His vitals were normal and his examination only remarkable for pallor and cafe au lait macules over his back since birth. Labs revealed severe microcytic anemia, hemoglobin 2.8 g/dL, Hematocrit 12%, MCV 56, iron <6 mcg/dL, TIBC 473 mcg/dL, ferritin 13.9 ng/ mL. Reticulocyte count was 2%, stool for occult blood was negative. LDH, haptoglobin, TSH, folate, vitamin B12, HIV, Parvovirus B19 panel and hemoglobin electrophoresis were all within normal limits.
A celiac antibody panel performed to further evaluate the showed 124 Transglutaminase IgA Abs, 46 Gliadin IgG Abs, >30 Gliadin IgA Abs, Quantitative IgA 344 mg/dL, 9 Transglutaminase IgG Abs. Levels of >30 are positive and suggest celiac disease. An EGD showed flattening of duodenal folds and distal esophagitis. Random biopsies were consistent with celiac disease (Figure 1, Figure 2).

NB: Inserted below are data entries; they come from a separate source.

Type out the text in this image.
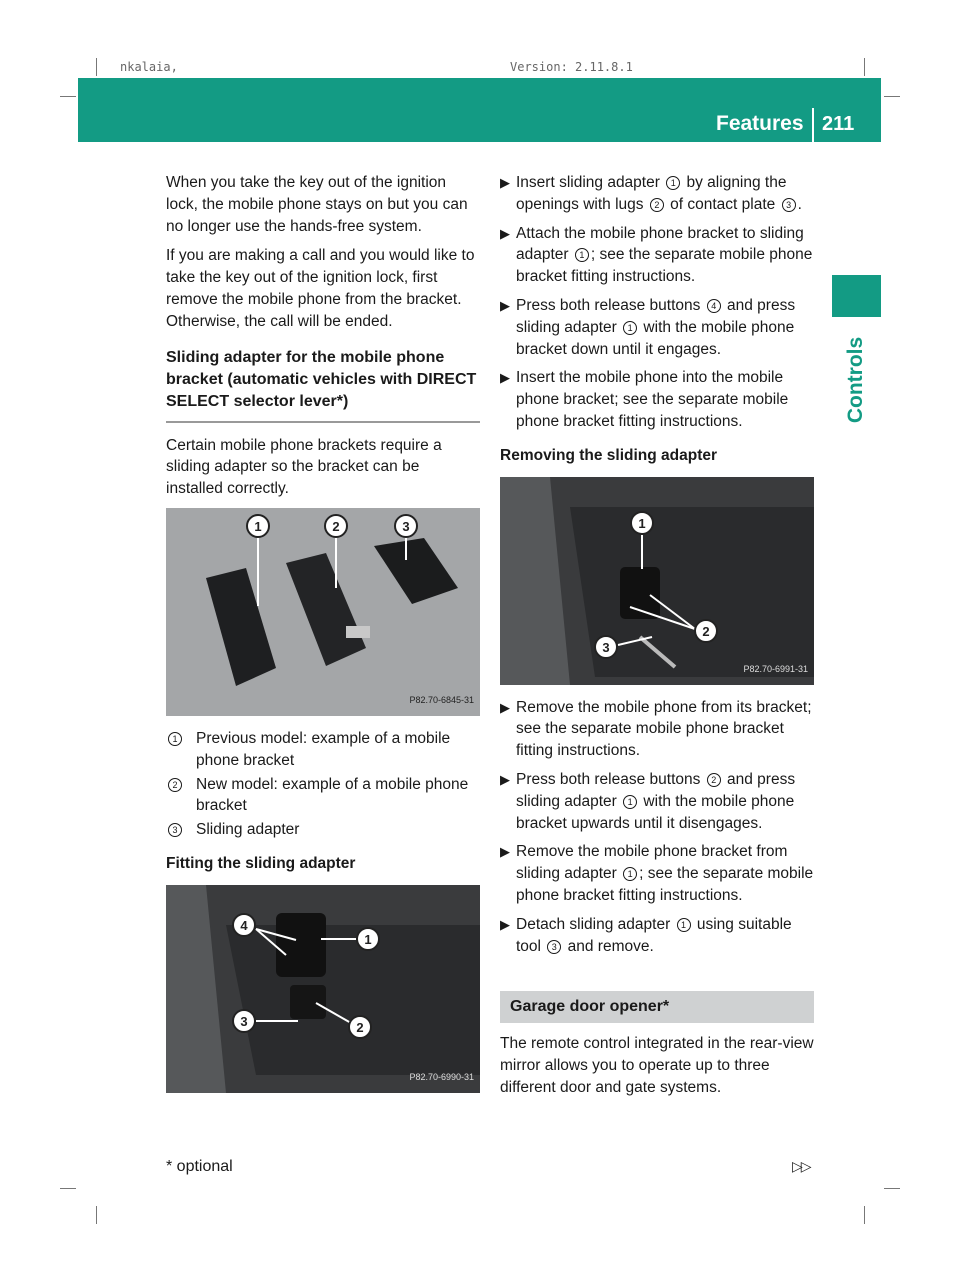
nkalaia,	Version: 2.11.8.1
Features 211
Controls

When you take the key out of the ignition lock, the mobile phone stays on but you can no longer use the hands-free system.

If you are making a call and you would like to take the key out of the ignition lock, first remove the mobile phone from the bracket. Otherwise, the call will be ended.

Sliding adapter for the mobile phone bracket (automatic vehicles with DIRECT SELECT selector lever*)

Certain mobile phone brackets require a sliding adapter so the bracket can be installed correctly.

1	2	3
P82.70-6845-31
1	Previous model: example of a mobile phone bracket
2	New model: example of a mobile phone bracket
3	Sliding adapter
Fitting the sliding adapter
4
1
3	2
P82.70-6990-31
▶ Insert sliding adapter 1 by aligning the openings with lugs 2 of contact plate 3 .
▶ Attach the mobile phone bracket to sliding adapter 1 ; see the separate mobile phone bracket fitting instructions.
▶ Press both release buttons 4 and press sliding adapter 1 with the mobile phone bracket down until it engages.
▶ Insert the mobile phone into the mobile phone bracket; see the separate mobile phone bracket fitting instructions.
Removing the sliding adapter
1
2
3
P82.70-6991-31
▶ Remove the mobile phone from its bracket; see the separate mobile phone bracket fitting instructions.
▶ Press both release buttons 2 and press sliding adapter 1 with the mobile phone bracket upwards until it disengages.
▶ Remove the mobile phone bracket from sliding adapter 1 ; see the separate mobile phone bracket fitting instructions.
▶ Detach sliding adapter 1 using suitable tool 3 and remove.
Garage door opener*

The remote control integrated in the rear-view mirror allows you to operate up to three different door and gate systems.

* optional	▷▷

The fundamental factor in determining this patient’s cause of dyspnea is severe iron deficiency, which in the USA is mostly secondary to occult blood loss . But more and more studies now are pointing towards celiac disease as a frequent cause of iron deficiency. One study reports that 12% of 93 patients with iron deficiency anemia had findings compatible with celiac disease on small bowel biopsy . Another study reports the incidence as 6% (85 patients) and the incidence increases to 20% in the subset of anemic patients that are unresponsive to iron therapy . It remains unclear whether a component of blood loss contributes to iron deficiency in celiac disease [5-7].
The diagnosis of celiac disease often requires serological testing and small bowel biopsy, both of which are recommended while patients are on a gluten-containing diet . The exception to a small bowel biopsy is biopsy-proven dermatitis herpetiformis . A positive IgA tissue transglutaminase or endomysial antibody test is considered highly specific, whereas standard antigliadin antibody tests have lower diagnostic accuracy and are falsely positive up to 20% of the time . The hallmark histology of small bowel biopsy is the presence of villous atrophy. Several biopsies in the second and third portion of the duodenum should be obtained to maximize the likelihood of detecting villous atrophy .
As our case illustrates the differential for SOB is not just limited to pulmonary and cardiac disease processes but gastrointestinal diseases as well. Celiac disease should now be considered in all patients with iron deficiency anemia and may help us identify this disease process earlier on.